Today I had a downright amazing day with Arlo. We didn't do anything new, travel anywhere exotic or interesting, or encounter anything extraordinary. We traversed the mundane... yet had a blissful time doing so. It becomes inherent to me, in times like these, when I realize that with each day my child gets older, our mother/son relationship grows with reckless abandon, and I absolutely love it.
I look back at Arlo's earlier years with fond memories, but if I'm being honest, I don't always necessarily yearn to have them back again. Sure it was nice when I could cart him around to various places and not have to worry about him running off and disappearing into random clothing racks or the candy isle at Target. Of course I loved watching him learn to crawl and walk, and cherished many of the moments that I attempted to rock him to sleep at night. But I have decided that with increased age comes such incredible personality ... and with every morning I am so excited to encounter whatever new phrase he's going to repeat throughout the day, or what song on the radio he's going to either approve or disapprove of, his most recent obsession being the "banjo station" (aka Sirius Bluegrass).

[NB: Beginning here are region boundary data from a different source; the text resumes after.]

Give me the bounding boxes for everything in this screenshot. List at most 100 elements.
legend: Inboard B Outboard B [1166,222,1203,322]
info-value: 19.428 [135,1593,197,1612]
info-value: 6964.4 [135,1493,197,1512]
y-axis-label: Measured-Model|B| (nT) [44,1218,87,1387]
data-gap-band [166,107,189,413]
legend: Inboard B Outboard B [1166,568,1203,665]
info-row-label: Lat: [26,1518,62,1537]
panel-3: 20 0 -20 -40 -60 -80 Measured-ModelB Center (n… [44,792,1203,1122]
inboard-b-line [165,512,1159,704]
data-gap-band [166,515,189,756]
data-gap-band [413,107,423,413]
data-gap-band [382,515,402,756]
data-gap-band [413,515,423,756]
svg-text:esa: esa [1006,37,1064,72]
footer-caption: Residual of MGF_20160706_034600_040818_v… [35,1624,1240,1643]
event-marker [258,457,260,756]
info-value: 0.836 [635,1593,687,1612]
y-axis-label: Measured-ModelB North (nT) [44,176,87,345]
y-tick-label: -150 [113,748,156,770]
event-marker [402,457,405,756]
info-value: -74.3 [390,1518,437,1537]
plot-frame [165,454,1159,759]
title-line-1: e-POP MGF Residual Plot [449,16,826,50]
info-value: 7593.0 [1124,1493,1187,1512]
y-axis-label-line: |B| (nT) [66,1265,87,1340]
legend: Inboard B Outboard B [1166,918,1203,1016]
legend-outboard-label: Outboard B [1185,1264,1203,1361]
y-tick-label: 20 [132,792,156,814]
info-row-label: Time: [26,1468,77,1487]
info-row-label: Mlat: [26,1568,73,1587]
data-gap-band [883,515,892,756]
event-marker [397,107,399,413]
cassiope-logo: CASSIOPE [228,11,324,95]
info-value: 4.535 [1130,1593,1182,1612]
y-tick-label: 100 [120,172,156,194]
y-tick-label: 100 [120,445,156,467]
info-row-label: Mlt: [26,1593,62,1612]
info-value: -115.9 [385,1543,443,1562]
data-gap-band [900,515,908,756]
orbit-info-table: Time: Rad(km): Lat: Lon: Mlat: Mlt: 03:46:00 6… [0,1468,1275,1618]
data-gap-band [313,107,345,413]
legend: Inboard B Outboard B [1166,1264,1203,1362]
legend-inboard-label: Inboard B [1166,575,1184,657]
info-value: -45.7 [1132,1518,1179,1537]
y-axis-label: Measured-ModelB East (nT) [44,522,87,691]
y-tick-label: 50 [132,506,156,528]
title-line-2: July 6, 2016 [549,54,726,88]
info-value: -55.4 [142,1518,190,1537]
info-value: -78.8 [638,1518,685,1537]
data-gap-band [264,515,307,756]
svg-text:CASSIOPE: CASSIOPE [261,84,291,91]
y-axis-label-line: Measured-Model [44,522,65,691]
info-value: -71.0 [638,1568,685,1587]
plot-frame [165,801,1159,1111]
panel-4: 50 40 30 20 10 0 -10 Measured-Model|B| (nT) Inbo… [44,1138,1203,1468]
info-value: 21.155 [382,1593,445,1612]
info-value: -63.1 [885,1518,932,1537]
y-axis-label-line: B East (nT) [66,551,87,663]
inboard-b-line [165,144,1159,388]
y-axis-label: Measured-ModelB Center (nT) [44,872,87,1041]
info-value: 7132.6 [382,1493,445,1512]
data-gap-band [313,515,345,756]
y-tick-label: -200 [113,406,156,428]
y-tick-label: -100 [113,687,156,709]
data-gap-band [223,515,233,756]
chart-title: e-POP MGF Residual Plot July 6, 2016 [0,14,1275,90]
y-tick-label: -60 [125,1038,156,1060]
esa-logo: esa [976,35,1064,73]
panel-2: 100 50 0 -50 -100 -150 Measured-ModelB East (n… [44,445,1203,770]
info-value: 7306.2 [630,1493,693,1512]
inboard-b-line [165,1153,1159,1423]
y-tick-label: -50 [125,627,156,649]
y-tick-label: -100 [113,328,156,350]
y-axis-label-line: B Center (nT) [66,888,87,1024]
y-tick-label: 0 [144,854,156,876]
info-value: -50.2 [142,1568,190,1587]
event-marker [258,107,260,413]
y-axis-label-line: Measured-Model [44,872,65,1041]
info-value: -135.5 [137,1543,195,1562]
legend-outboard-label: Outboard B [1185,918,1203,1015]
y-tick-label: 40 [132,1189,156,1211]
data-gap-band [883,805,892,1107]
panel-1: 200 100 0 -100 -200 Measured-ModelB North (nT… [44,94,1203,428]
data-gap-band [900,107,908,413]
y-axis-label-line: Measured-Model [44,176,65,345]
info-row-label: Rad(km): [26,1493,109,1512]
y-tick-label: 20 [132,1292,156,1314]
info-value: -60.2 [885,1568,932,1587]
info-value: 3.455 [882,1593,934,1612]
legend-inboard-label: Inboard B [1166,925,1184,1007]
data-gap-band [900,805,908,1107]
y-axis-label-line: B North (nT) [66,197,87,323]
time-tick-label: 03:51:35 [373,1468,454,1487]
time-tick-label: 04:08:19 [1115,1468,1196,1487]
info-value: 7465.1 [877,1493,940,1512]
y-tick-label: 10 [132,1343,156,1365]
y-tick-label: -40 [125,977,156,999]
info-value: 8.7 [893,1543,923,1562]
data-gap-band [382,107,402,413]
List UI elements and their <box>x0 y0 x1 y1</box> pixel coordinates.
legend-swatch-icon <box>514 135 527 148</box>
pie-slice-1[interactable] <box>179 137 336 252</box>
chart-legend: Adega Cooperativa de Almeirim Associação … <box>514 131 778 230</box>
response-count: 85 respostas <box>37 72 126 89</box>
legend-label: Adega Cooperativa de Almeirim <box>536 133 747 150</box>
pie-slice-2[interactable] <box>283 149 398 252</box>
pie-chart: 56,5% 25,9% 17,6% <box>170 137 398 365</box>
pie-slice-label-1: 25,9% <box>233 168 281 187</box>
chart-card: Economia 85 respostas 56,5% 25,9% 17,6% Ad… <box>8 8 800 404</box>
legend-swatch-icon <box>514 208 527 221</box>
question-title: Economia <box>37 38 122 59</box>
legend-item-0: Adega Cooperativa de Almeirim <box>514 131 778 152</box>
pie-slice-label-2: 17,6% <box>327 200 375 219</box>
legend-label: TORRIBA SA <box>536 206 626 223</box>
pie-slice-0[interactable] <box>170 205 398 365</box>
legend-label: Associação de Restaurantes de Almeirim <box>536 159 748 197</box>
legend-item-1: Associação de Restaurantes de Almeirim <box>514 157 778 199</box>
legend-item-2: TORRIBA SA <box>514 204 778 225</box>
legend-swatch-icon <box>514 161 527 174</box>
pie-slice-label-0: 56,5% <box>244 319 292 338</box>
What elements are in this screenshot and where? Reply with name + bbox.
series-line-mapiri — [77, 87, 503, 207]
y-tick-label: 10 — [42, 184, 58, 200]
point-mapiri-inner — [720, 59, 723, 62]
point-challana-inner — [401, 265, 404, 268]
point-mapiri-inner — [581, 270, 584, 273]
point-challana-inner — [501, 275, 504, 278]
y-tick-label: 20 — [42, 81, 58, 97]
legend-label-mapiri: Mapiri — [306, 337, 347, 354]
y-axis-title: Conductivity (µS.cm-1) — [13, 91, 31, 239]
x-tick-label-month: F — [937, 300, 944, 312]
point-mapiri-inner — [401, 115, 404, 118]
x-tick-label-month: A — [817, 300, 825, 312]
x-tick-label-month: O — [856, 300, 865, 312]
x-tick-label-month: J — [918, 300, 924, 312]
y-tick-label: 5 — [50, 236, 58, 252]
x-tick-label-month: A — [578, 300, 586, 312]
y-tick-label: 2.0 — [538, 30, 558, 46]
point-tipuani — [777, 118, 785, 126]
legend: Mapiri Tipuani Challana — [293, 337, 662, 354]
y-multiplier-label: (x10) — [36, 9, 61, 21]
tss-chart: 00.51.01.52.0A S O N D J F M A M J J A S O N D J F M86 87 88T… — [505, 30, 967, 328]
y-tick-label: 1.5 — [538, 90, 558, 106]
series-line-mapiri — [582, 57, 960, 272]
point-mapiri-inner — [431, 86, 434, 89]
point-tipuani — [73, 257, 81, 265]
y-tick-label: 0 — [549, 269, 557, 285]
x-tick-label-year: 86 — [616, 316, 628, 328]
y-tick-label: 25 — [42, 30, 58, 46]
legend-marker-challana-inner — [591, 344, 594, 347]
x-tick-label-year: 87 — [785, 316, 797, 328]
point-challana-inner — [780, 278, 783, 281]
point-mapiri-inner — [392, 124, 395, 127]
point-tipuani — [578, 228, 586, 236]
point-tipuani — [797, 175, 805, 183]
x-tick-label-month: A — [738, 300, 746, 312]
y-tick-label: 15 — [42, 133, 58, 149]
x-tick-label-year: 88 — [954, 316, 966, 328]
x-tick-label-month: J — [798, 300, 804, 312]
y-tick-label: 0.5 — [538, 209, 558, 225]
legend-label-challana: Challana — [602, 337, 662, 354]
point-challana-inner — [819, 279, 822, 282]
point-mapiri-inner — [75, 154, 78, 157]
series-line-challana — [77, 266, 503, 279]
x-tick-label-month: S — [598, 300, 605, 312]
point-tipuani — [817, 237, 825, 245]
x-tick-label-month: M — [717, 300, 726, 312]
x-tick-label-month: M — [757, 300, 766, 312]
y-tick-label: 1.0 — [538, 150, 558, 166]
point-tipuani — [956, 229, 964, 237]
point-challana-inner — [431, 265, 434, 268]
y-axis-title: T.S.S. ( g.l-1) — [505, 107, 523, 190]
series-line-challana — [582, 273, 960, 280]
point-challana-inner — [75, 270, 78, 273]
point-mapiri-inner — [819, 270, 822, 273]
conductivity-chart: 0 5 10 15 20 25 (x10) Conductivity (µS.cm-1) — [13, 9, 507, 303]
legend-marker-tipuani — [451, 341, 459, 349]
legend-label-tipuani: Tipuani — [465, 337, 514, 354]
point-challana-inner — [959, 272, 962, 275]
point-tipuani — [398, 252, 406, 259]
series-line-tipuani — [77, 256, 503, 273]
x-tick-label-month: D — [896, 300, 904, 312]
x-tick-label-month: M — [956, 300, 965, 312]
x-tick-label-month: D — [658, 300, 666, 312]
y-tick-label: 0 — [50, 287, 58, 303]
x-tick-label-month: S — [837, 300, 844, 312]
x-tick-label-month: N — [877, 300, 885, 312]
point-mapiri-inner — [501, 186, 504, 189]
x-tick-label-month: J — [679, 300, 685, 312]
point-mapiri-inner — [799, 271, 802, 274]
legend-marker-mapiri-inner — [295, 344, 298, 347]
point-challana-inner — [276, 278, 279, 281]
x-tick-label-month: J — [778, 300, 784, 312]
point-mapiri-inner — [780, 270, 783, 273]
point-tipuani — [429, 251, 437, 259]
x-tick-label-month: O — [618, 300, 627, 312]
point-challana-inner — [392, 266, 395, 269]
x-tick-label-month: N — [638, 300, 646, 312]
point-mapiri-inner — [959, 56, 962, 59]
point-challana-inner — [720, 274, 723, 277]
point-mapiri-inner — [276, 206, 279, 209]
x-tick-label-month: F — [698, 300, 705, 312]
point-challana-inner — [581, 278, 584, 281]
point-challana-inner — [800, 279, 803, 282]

While having lunch today, a little girl ran up to Arlo and began screaming " Hi, Arlo! Hi! Hi!" all the while twirling her hair and looking at him excitedly. His face went from his normal pale complexion to beet red in about 4 seconds. He smirked and said quietly " Hi, Sophia" and then hid his face. She ran off to her mother and Arlo continued to hide his face. I waited a few seconds and then asked him who the girl was, in which he replied " my friend who is a girl at school. Sophia." At that moment I felt really proud, and I don't know why. Maybe it's because I witnessed a key developmental phase in Arlo's growth, the " oh crap, I've been seen in public with my mother" phase, or maybe it was how happy the little girl was to see Arlo. In any case, seeing him grow and develop as a person is so amazing. His interactions with and thoughts about the world around him are incredible, and I feel so fulfilled accompanying him on his life journey.